Factors that influence the composition of gas mixture in the corrugated tube with which the patient gets ventilated are the same as for spontaneous respiration namely FGF, respiratory rate, tidal volume and pattern of ventilation. The only difference is that these parameters can be totally controlled by the anaesthesiologist and do not depend on the patient. Using a low respiratory rate with a long expiratory pause and a high tidal volume, most of the FG could be utilized for alveolar ventilation without wastage.
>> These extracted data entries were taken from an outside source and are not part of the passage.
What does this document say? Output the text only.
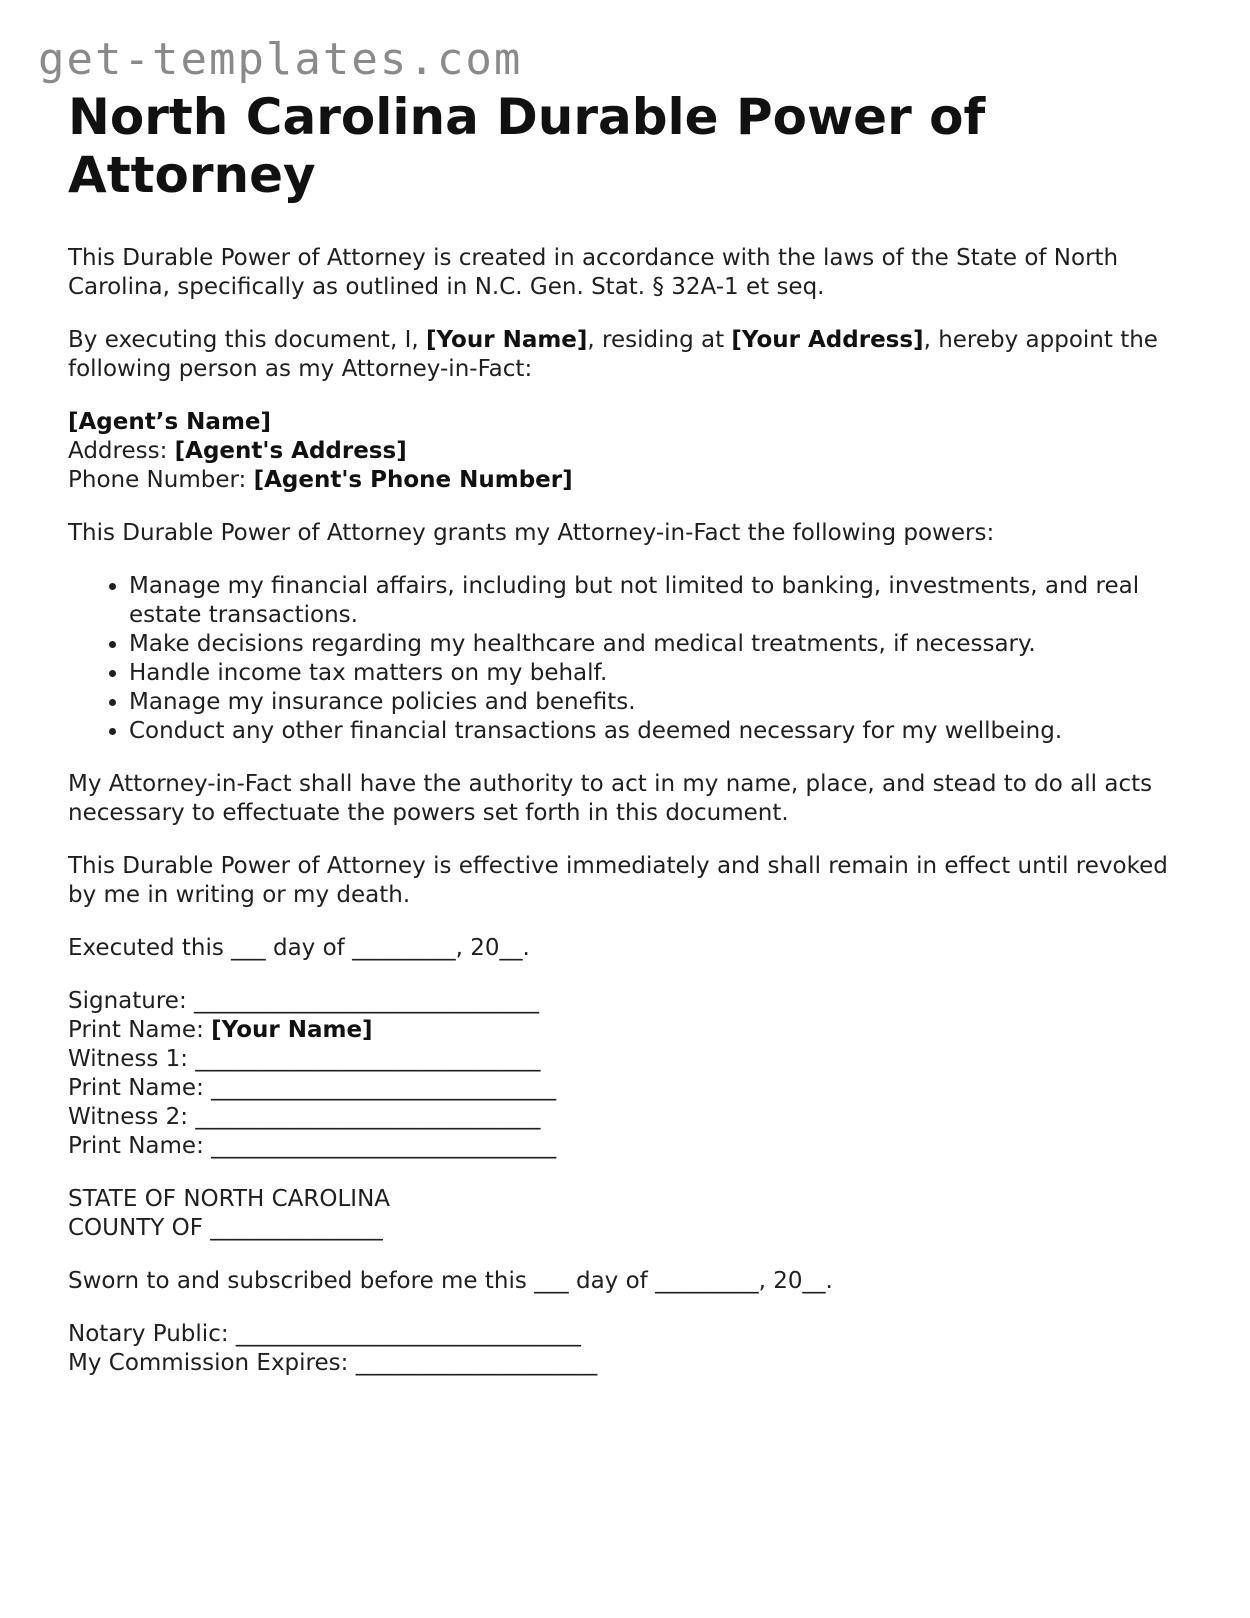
get-templates.com
North Carolina Durable Power of Attorney

This Durable Power of Attorney is created in accordance with the laws of the State of North Carolina, specifically as outlined in N.C. Gen. Stat. § 32A-1 et seq.

By executing this document, I, [Your Name], residing at [Your Address], hereby appoint the following person as my Attorney-in-Fact:

[Agent’s Name]
Address: [Agent's Address]
Phone Number: [Agent's Phone Number]

This Durable Power of Attorney grants my Attorney-in-Fact the following powers:

• Manage my financial affairs, including but not limited to banking, investments, and real estate transactions.
• Make decisions regarding my healthcare and medical treatments, if necessary.
• Handle income tax matters on my behalf.
• Manage my insurance policies and benefits.
• Conduct any other financial transactions as deemed necessary for my wellbeing.

My Attorney-in-Fact shall have the authority to act in my name, place, and stead to do all acts necessary to effectuate the powers set forth in this document.

This Durable Power of Attorney is effective immediately and shall remain in effect until revoked by me in writing or my death.

Executed this ___ day of _________, 20__.

Signature: ______________________________
Print Name: [Your Name]
Witness 1: ______________________________
Print Name: ______________________________
Witness 2: ______________________________
Print Name: ______________________________
STATE OF NORTH CAROLINA
COUNTY OF _______________

Sworn to and subscribed before me this ___ day of _________, 20__.

Notary Public: ______________________________
My Commission Expires: _____________________
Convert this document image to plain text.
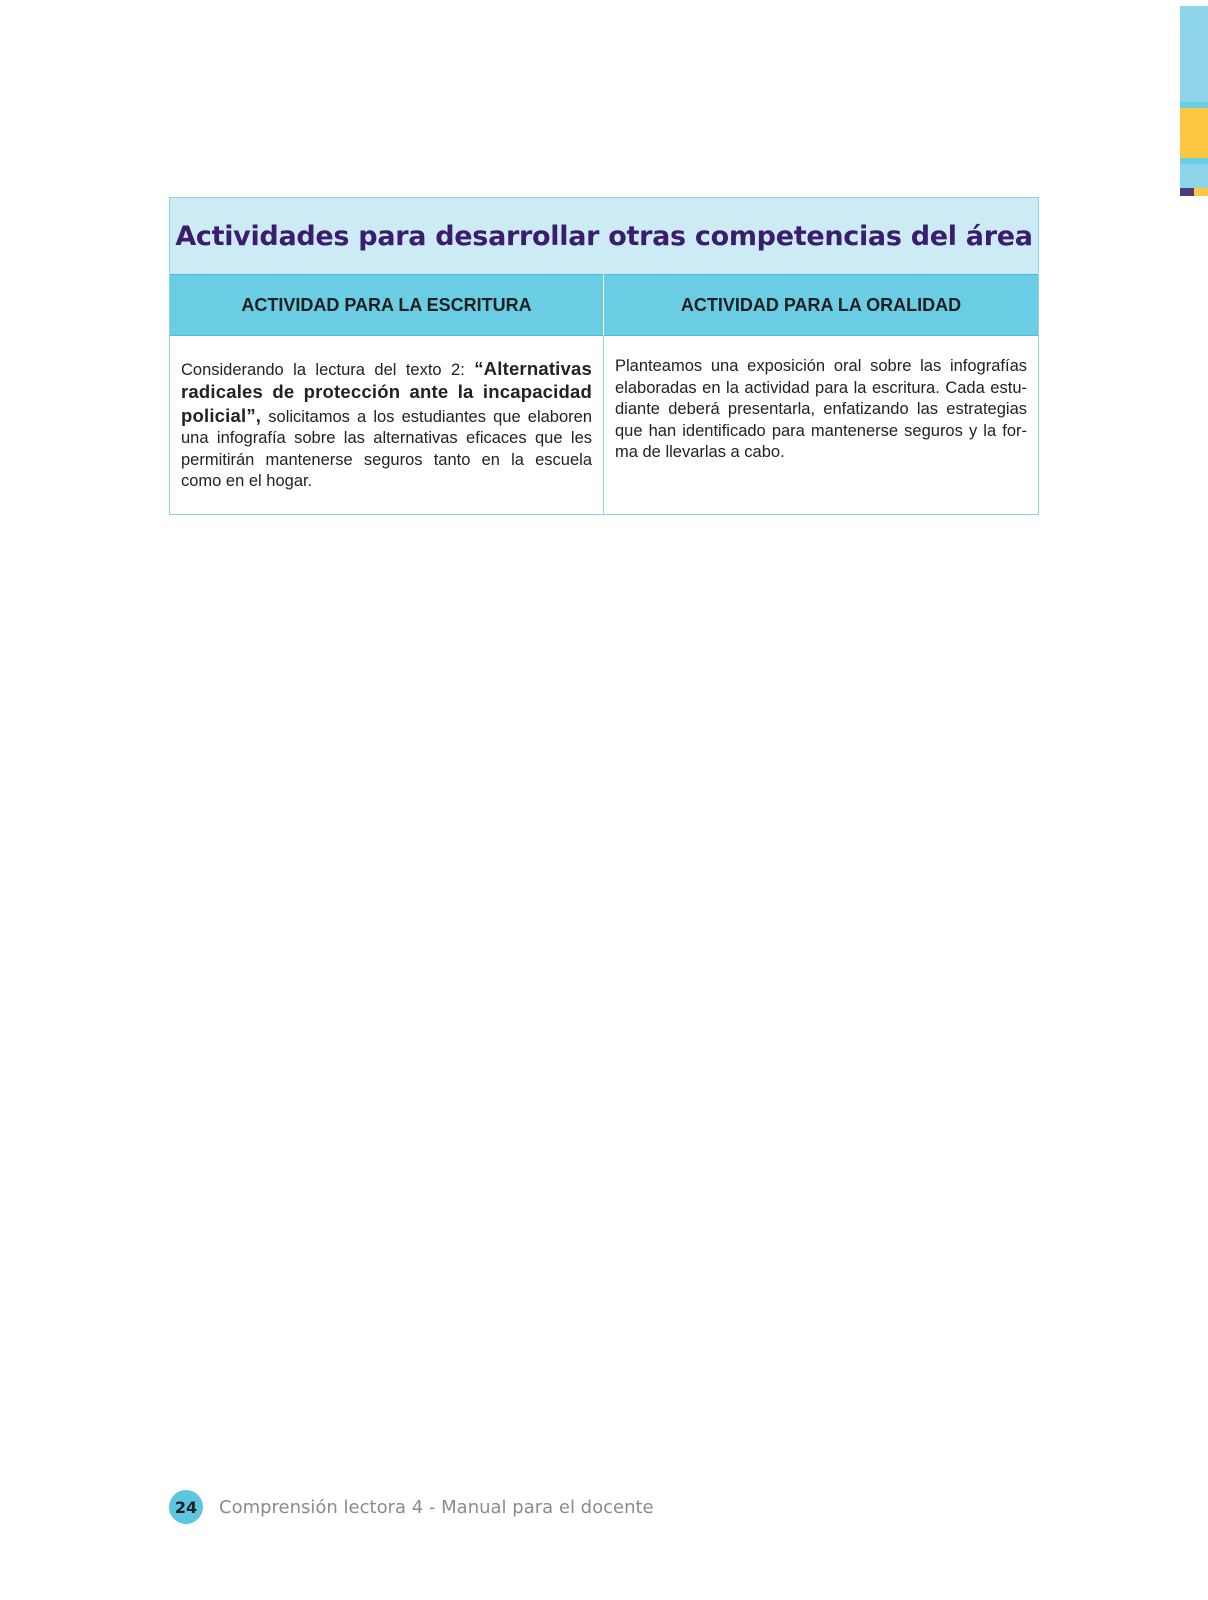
Actividades para desarrollar otras competencias del área
ACTIVIDAD PARA LA ESCRITURA	ACTIVIDAD PARA LA ORALIDAD

Considerando la lectura del texto 2: “Alternativas radicales de protección ante la incapacidad policial”, solicitamos a los estudiantes que elaboren una infografía sobre las alternativas eficaces que les permitirán mantenerse seguros tanto en la escuela como en el hogar.

Planteamos una exposición oral sobre las infografías elaboradas en la actividad para la escritura. Cada estudiante deberá presentarla, enfatizando las estrategias que han identificado para mantenerse seguros y la forma de llevarlas a cabo.

24	Comprensión lectora 4 - Manual para el docente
Analyzing the performance of these systems during controlled ventilation, two relationships have become evident. 1) When FGF is very high the Paco2 becomes ventilation dependent (as during spontaneous respiration). 2) When the minute volume exceeds the FGF substantially, the Paco2 is dependent on the FGF3. Combining these influences a graph can be constructed as shown in Fig.13. An infinite number of combinations of FGF and minute ventilation can be chosen to achieve a desired Paco2. One can use a high FGF and a normal minute volume of 70 ml/kg to achieve a normal Paco2 of 40 mm Hg. This is uneconomical and leads to low humidity and heat loss. Alternately, a FGF equivalent to the predicted minute volume i.e., 70 ml/kg can be chosen and the patient ventilated with at least twice the predicted minute volume i.e. 140 ml/kg. Here a deliberate controlled rebreathing is allowed in order to maintain normal Paco2 along with high humidity, less heat loss and greater economy of fresh gas. Combinations between these two extremes can also be used. It is important to remember that using a low FGF with normal minute ventilation, can lead to hypercarbia; a moderate FGF and hyperventilation, can lead to hypocarbia
1. Mapleson WW. The elimination of rebreathing in various semiclosed anaesthetic systems. British journal of Anaesthesia; 1954;26: 323-32.
2. Ward CS. In: Anaesthetic equipment. Physical principles and maintenance; W.B.Saunders, London; 2nd ed. 1985.
3. Rose DK, Froese AB. The regulation of Paco2 during controlled ventilation of children with a T-piece. Canadian Anaesthetists Society Journal 1979; 26: 104-13.